Careers Advice: How to create a good first impression.

Written by: Adam Branson
Published on: 11 Apr 2014


Turn up on time. First and foremost, get there at the appointed hour.

Dress smartly. Never assume that you’re walking into a casual environment. It’s always better to play safe and to wear smart business attire. It sounds obvious, but we have had people turning up in jeans before. For men, wear a tie. You can’t make a wrong impression and you’re prepared for any eventuality. If you’re a man and you’re going to work for a consultancy they will expect you to wear a suit. The same applies to a council. Even if they don’t wear suits on a day to basis, you should still wear a suit for an interview because you don't know what’s going to happen: the chief executive might want to sit in on the interview.

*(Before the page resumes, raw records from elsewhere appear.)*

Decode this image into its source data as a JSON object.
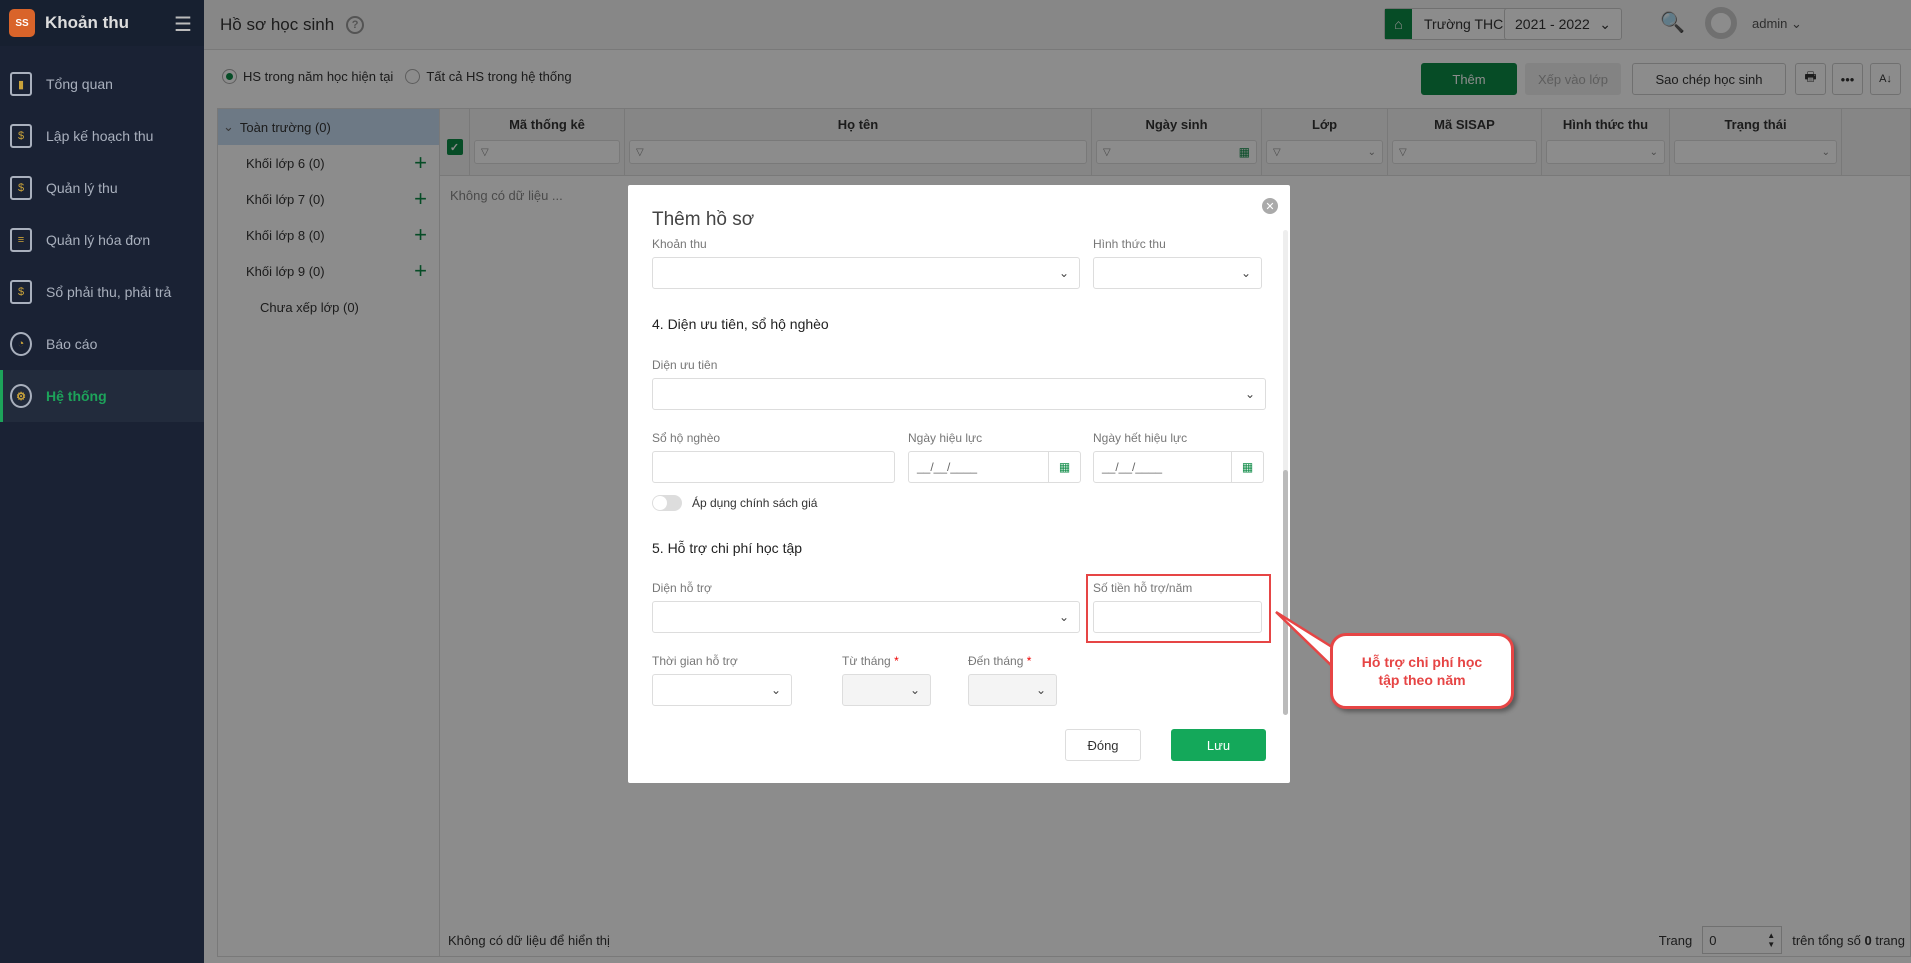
{
  "app": {
    "name": "Khoản thu",
    "logo_text": "SS"
  },
  "sidebar": {
    "items": [
      {
        "label": "Tổng quan",
        "icon": "bar-chart-icon"
      },
      {
        "label": "Lập kế hoạch thu",
        "icon": "calendar-dollar-icon"
      },
      {
        "label": "Quản lý thu",
        "icon": "money-hand-icon"
      },
      {
        "label": "Quản lý hóa đơn",
        "icon": "invoice-icon"
      },
      {
        "label": "Sổ phải thu, phải trả",
        "icon": "ledger-icon"
      },
      {
        "label": "Báo cáo",
        "icon": "pie-chart-icon"
      },
      {
        "label": "Hệ thống",
        "icon": "gear-icon",
        "active": true
      }
    ]
  },
  "header": {
    "title": "Hồ sơ học sinh",
    "help": "?",
    "school": "Trường THCS Quảng Hợp",
    "year": "2021 - 2022",
    "user": "admin"
  },
  "filters": {
    "current": "HS trong năm học hiện tại",
    "all": "Tất cả HS trong hệ thống"
  },
  "toolbar": {
    "add": "Thêm",
    "assign": "Xếp vào lớp",
    "copy": "Sao chép học sinh"
  },
  "tree": {
    "root": "Toàn trường (0)",
    "items": [
      "Khối lớp 6  (0)",
      "Khối lớp 7  (0)",
      "Khối lớp 8  (0)",
      "Khối lớp 9  (0)"
    ],
    "unassigned": "Chưa xếp lớp  (0)"
  },
  "grid": {
    "columns": [
      "Mã thống kê",
      "Họ tên",
      "Ngày sinh",
      "Lớp",
      "Mã SISAP",
      "Hình thức thu",
      "Trạng thái"
    ],
    "empty": "Không có dữ liệu ..."
  },
  "footer": {
    "empty": "Không có dữ liệu để hiển thị",
    "page_label": "Trang",
    "page": "0",
    "total_prefix": "trên tổng số",
    "total": "0",
    "total_suffix": "trang"
  },
  "modal": {
    "title": "Thêm hồ sơ",
    "khoan_thu": "Khoản thu",
    "hinh_thuc_thu": "Hình thức thu",
    "sec4": "4. Diện ưu tiên, sổ hộ nghèo",
    "dien_uu_tien": "Diện ưu tiên",
    "so_ho_ngheo": "Sổ hộ nghèo",
    "ngay_hieu_luc": "Ngày hiệu lực",
    "ngay_het_hieu_luc": "Ngày hết hiệu lực",
    "date_placeholder": "__/__/____",
    "toggle": "Áp dụng chính sách giá",
    "sec5": "5. Hỗ trợ chi phí học tập",
    "dien_ho_tro": "Diện hỗ trợ",
    "so_tien": "Số tiền hỗ trợ/năm",
    "thoi_gian": "Thời gian hỗ trợ",
    "tu_thang": "Từ tháng",
    "den_thang": "Đến tháng",
    "required": "*",
    "close": "Đóng",
    "save": "Lưu"
  },
  "callout": {
    "text": "Hỗ trợ chi phí học tập theo năm"
  },
  "colors": {
    "primary": "#0c8a45",
    "save": "#14a85a",
    "annotation": "#e64545",
    "sidebar": "#1a2234"
  }
}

Do plenty of research on the company or organisation. If you’re going for a job at a consultancy look at the markets it works in. They might have specialist areas. Do some research on the clients they work with and what projects they have worked on. It provides a general talking point for the interview. With councils it’s similar. Look at their development plan. Particularly in London and other big cities they tend to have areas they are looking to regenerate, or looking for a lot of residential development. It will give you an idea on the local politics and what their ambitions are.

Appear interested and enthusiastic – but don’t go overboard. Clients do want people to be enthusiastic, but there are limits! You don’t want to appear sycophantic. They like people who are interested and enthused by their own career in terms of what they’ve done and where they want to go. If you go in and you express yourself in a monotone and give one-word answers you’re not going to get the job.

Take along an example of your work. It doesn’t apply to the most senior positions, but for more junior schemes take something that you’re really proud of. It gives them an opportunity to see what your written style is like and assess your level of professional competence. It can also set you apart from people who don’t bother to take anything along.